OP, I possibly could have written most of your initial post a few months back. DH and I married far too young and whilst both of up have changed, I have certainly changed to most. With two young dc's really close together, lack of sleep and taking on far too much our relationship really suffered. He has said there were times if would have liked to have walked but I know I had wished this almost on a daily basis.

The turning point for me was at a friends wedding. I looked at them happy and them looked at my DH and wished that I could feel the same, but I couldn't. I came to terms with the fact that I would need to have a talk with up about going our separate ways, but when I thought about it, and I mean really thought about it, the possibility of not having him in my life have me the clarity that I needed.
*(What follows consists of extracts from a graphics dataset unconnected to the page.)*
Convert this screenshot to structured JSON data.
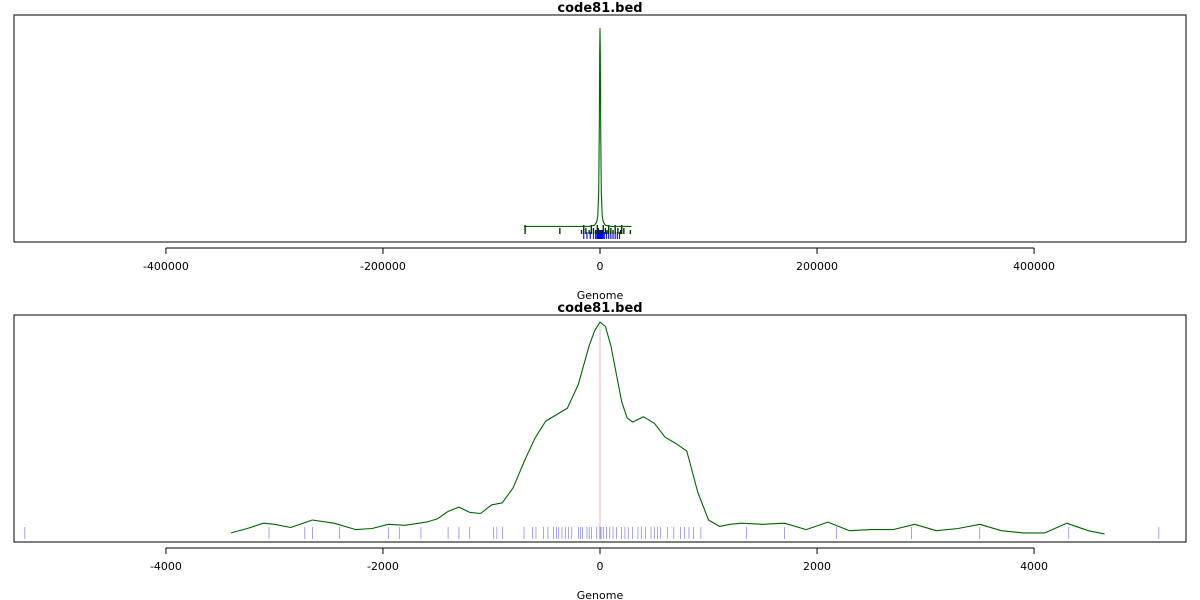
{
  "chart_data": [
    {
      "type": "line",
      "title": "code81.bed",
      "xlabel": "Genome",
      "ylabel": "",
      "xlim": [
        -540000,
        540000
      ],
      "ylim": [
        0,
        1.0
      ],
      "grid": false,
      "xticks": [
        -400000,
        -200000,
        0,
        200000,
        400000
      ],
      "xtick_labels": [
        "-400000",
        "-200000",
        "0",
        "200000",
        "400000"
      ],
      "colors": {
        "density": "#006400",
        "rug": "#0000ff",
        "peaks": "#003300"
      },
      "series": [
        {
          "x": [
            -70000,
            -68500,
            -20000,
            -10000,
            -5000,
            -3000,
            -2000,
            -1200,
            -600,
            -300,
            0,
            300,
            600,
            1200,
            2000,
            3000,
            5000,
            10000,
            20000,
            28000,
            29000
          ],
          "values": [
            0.04,
            0.04,
            0.04,
            0.04,
            0.045,
            0.06,
            0.09,
            0.2,
            0.5,
            0.85,
            0.96,
            0.85,
            0.5,
            0.2,
            0.09,
            0.06,
            0.045,
            0.04,
            0.04,
            0.04,
            0.04
          ]
        }
      ],
      "peaks": [
        -69000,
        -37000,
        -17000,
        -15000,
        -13000,
        -10000,
        -8000,
        -6000,
        -4000,
        -2500,
        -1500,
        1500,
        3000,
        5000,
        6500,
        8000,
        10000,
        12000,
        14000,
        16500,
        19000,
        20000,
        22000,
        28000
      ],
      "rug": [
        -15000,
        -12000,
        -9000,
        -6000,
        -4000,
        -2500,
        -1500,
        -800,
        -400,
        0,
        400,
        800,
        1500,
        2500,
        4000,
        6000,
        8000,
        10000,
        12000,
        14000,
        16000,
        18000
      ]
    },
    {
      "type": "line",
      "title": "code81.bed",
      "xlabel": "Genome",
      "ylabel": "",
      "xlim": [
        -5400,
        5400
      ],
      "ylim": [
        0,
        1.0
      ],
      "grid": false,
      "xticks": [
        -4000,
        -2000,
        0,
        2000,
        4000
      ],
      "xtick_labels": [
        "-4000",
        "-2000",
        "0",
        "2000",
        "4000"
      ],
      "colors": {
        "density": "#006400",
        "rug": "#0000ff",
        "zero_line": "#ddbbcc"
      },
      "series": [
        {
          "x": [
            -3400,
            -3250,
            -3100,
            -3000,
            -2850,
            -2650,
            -2450,
            -2250,
            -2100,
            -1950,
            -1800,
            -1600,
            -1500,
            -1400,
            -1300,
            -1200,
            -1100,
            -1000,
            -900,
            -800,
            -700,
            -600,
            -500,
            -400,
            -300,
            -200,
            -100,
            -50,
            0,
            50,
            100,
            150,
            200,
            250,
            300,
            400,
            500,
            600,
            700,
            800,
            900,
            1000,
            1100,
            1200,
            1300,
            1500,
            1700,
            1900,
            2100,
            2300,
            2500,
            2700,
            2900,
            3100,
            3300,
            3500,
            3700,
            3900,
            4100,
            4300,
            4500,
            4650
          ],
          "values": [
            0.01,
            0.03,
            0.055,
            0.05,
            0.035,
            0.07,
            0.055,
            0.025,
            0.03,
            0.05,
            0.045,
            0.06,
            0.075,
            0.11,
            0.13,
            0.105,
            0.1,
            0.14,
            0.15,
            0.22,
            0.34,
            0.45,
            0.53,
            0.56,
            0.59,
            0.7,
            0.88,
            0.95,
            0.99,
            0.97,
            0.88,
            0.75,
            0.62,
            0.545,
            0.525,
            0.55,
            0.52,
            0.455,
            0.425,
            0.39,
            0.2,
            0.07,
            0.04,
            0.05,
            0.055,
            0.05,
            0.055,
            0.025,
            0.06,
            0.02,
            0.025,
            0.025,
            0.05,
            0.02,
            0.03,
            0.05,
            0.02,
            0.01,
            0.01,
            0.055,
            0.02,
            0.005
          ]
        }
      ],
      "rug": [
        -5300,
        -3050,
        -2720,
        -2650,
        -2400,
        -1950,
        -1850,
        -1650,
        -1400,
        -1300,
        -1200,
        -980,
        -950,
        -900,
        -700,
        -620,
        -590,
        -520,
        -480,
        -430,
        -400,
        -380,
        -350,
        -320,
        -290,
        -260,
        -200,
        -180,
        -160,
        -120,
        -100,
        -80,
        -30,
        0,
        10,
        30,
        60,
        90,
        120,
        150,
        200,
        230,
        260,
        300,
        350,
        380,
        420,
        470,
        500,
        530,
        560,
        620,
        680,
        740,
        780,
        820,
        860,
        930,
        1350,
        1700,
        2180,
        2870,
        3500,
        4320,
        5150
      ]
    }
  ]
}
We had a chat, I told him that I was unhappy, but what surprised me was that I actually feel quite neglected (think Peter Andre and you won't go far wrong)!. We decided to make time for each other. Just little things like letting the dc play and up just talking for a few minutes. We also decided to put our happiness before the dc's. Don't get me wrong, they do not go without love or our time but in order to reconnect we had to put ourselves first. We also touch a lot more, nothing sexual, just touching. This has made a big difference.

A friend has the motto of "fake it til you make it", and I have tried to adopt this and so far its working. If I have negative thoughts about him I rush them to the back of my mind.
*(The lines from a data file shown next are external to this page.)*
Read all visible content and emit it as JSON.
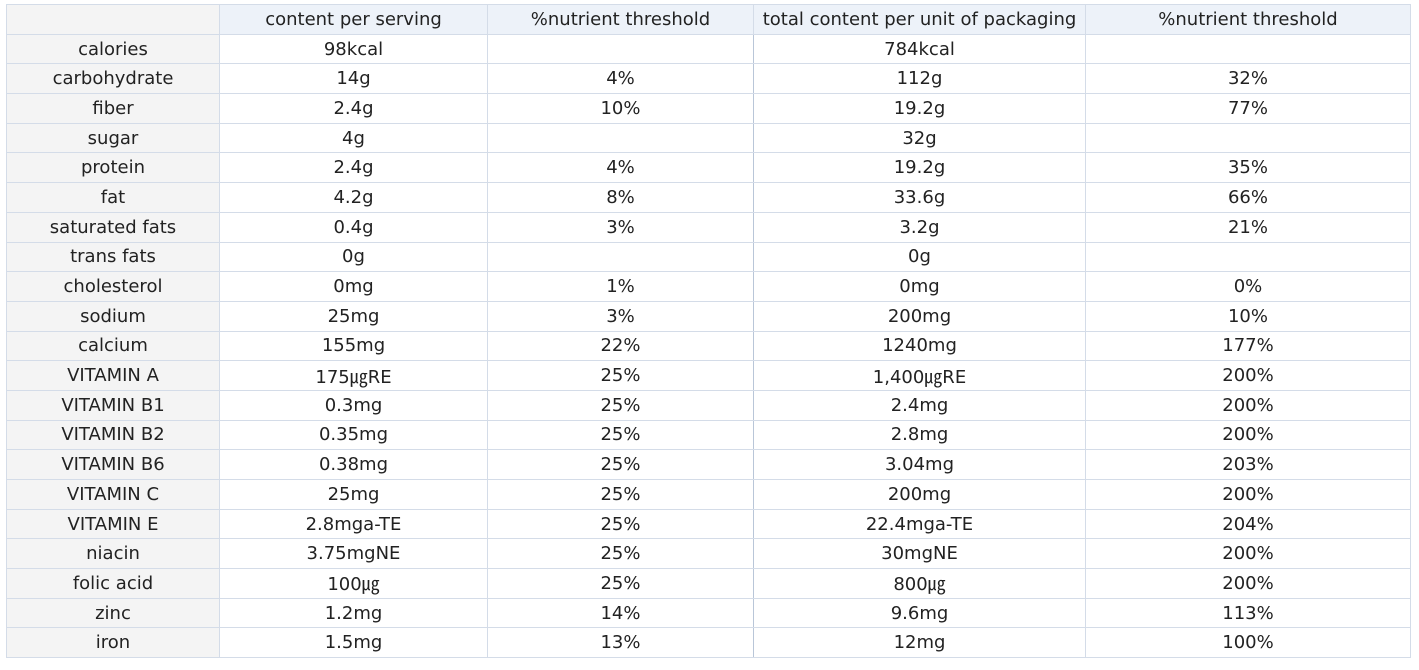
{
  "table": {
    "headers": [
      "",
      "content per serving",
      "%nutrient threshold",
      "total content per unit of packaging",
      "%nutrient threshold"
    ],
    "rows": [
      [
        "calories",
        "98kcal",
        "",
        "784kcal",
        ""
      ],
      [
        "carbohydrate",
        "14g",
        "4%",
        "112g",
        "32%"
      ],
      [
        "fiber",
        "2.4g",
        "10%",
        "19.2g",
        "77%"
      ],
      [
        "sugar",
        "4g",
        "",
        "32g",
        ""
      ],
      [
        "protein",
        "2.4g",
        "4%",
        "19.2g",
        "35%"
      ],
      [
        "fat",
        "4.2g",
        "8%",
        "33.6g",
        "66%"
      ],
      [
        "saturated fats",
        "0.4g",
        "3%",
        "3.2g",
        "21%"
      ],
      [
        "trans fats",
        "0g",
        "",
        "0g",
        ""
      ],
      [
        "cholesterol",
        "0mg",
        "1%",
        "0mg",
        "0%"
      ],
      [
        "sodium",
        "25mg",
        "3%",
        "200mg",
        "10%"
      ],
      [
        "calcium",
        "155mg",
        "22%",
        "1240mg",
        "177%"
      ],
      [
        "VITAMIN A",
        "175㎍RE",
        "25%",
        "1,400㎍RE",
        "200%"
      ],
      [
        "VITAMIN B1",
        "0.3mg",
        "25%",
        "2.4mg",
        "200%"
      ],
      [
        "VITAMIN B2",
        "0.35mg",
        "25%",
        "2.8mg",
        "200%"
      ],
      [
        "VITAMIN B6",
        "0.38mg",
        "25%",
        "3.04mg",
        "203%"
      ],
      [
        "VITAMIN C",
        "25mg",
        "25%",
        "200mg",
        "200%"
      ],
      [
        "VITAMIN E",
        "2.8mga-TE",
        "25%",
        "22.4mga-TE",
        "204%"
      ],
      [
        "niacin",
        "3.75mgNE",
        "25%",
        "30mgNE",
        "200%"
      ],
      [
        "folic acid",
        "100㎍",
        "25%",
        "800㎍",
        "200%"
      ],
      [
        "zinc",
        "1.2mg",
        "14%",
        "9.6mg",
        "113%"
      ],
      [
        "iron",
        "1.5mg",
        "13%",
        "12mg",
        "100%"
      ]
    ]
  }
}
Keep with the counselling, give it your damndest and if it really doesn't work they at least you know you have done everything in your power.

Yes, you could go on to meet someone else, but how do you know you will not feel like this again?

I wish you well.

GoldenFrankincenseAndMyrrh Thu 20-Dec-12 23:43:25

Keep with the counselling, give it your damndest and if it really doesn't work they at least you know you have done everything in your power.

Yes, you could go on to meet someone else, but how do you know you will not feel like this again?

I wish you well.

THIS! wink

Lostwithoutacompass Fri 21-Dec-12 11:22:09

Thank you everyone for your feedback and ideas, even the ones that are hard to hear. Will get through Xmas and then definitely sort out counselling. Lots of good advice from you all and I will take it all on board, thank you!

berksbabe Thu 03-Jan-13 15:20:59

Oh dear, how sad for you all - you, hubbie and kids.
I thought I felt this way about my ex - no, I DID feel this wayabout my ex. I felt he did nt value me and he did nt value the family and he was only concerned with his own Happiness, Achievements and Development. He also had a bit of a sexual fetish that I was not going to indulge which totally revolted me.
BUT when he left me for a woman 18 years younger than both of us I suddenly realised that its not just about me. The effect on the children - even though they were 14, 16 1nd 21 was immeasurable. And if I had been really thinking about their happiness, achievements and development then I would have put more into (at least pretending) to care for the ex's.

Divorce is not great for the children - emotionally or financially.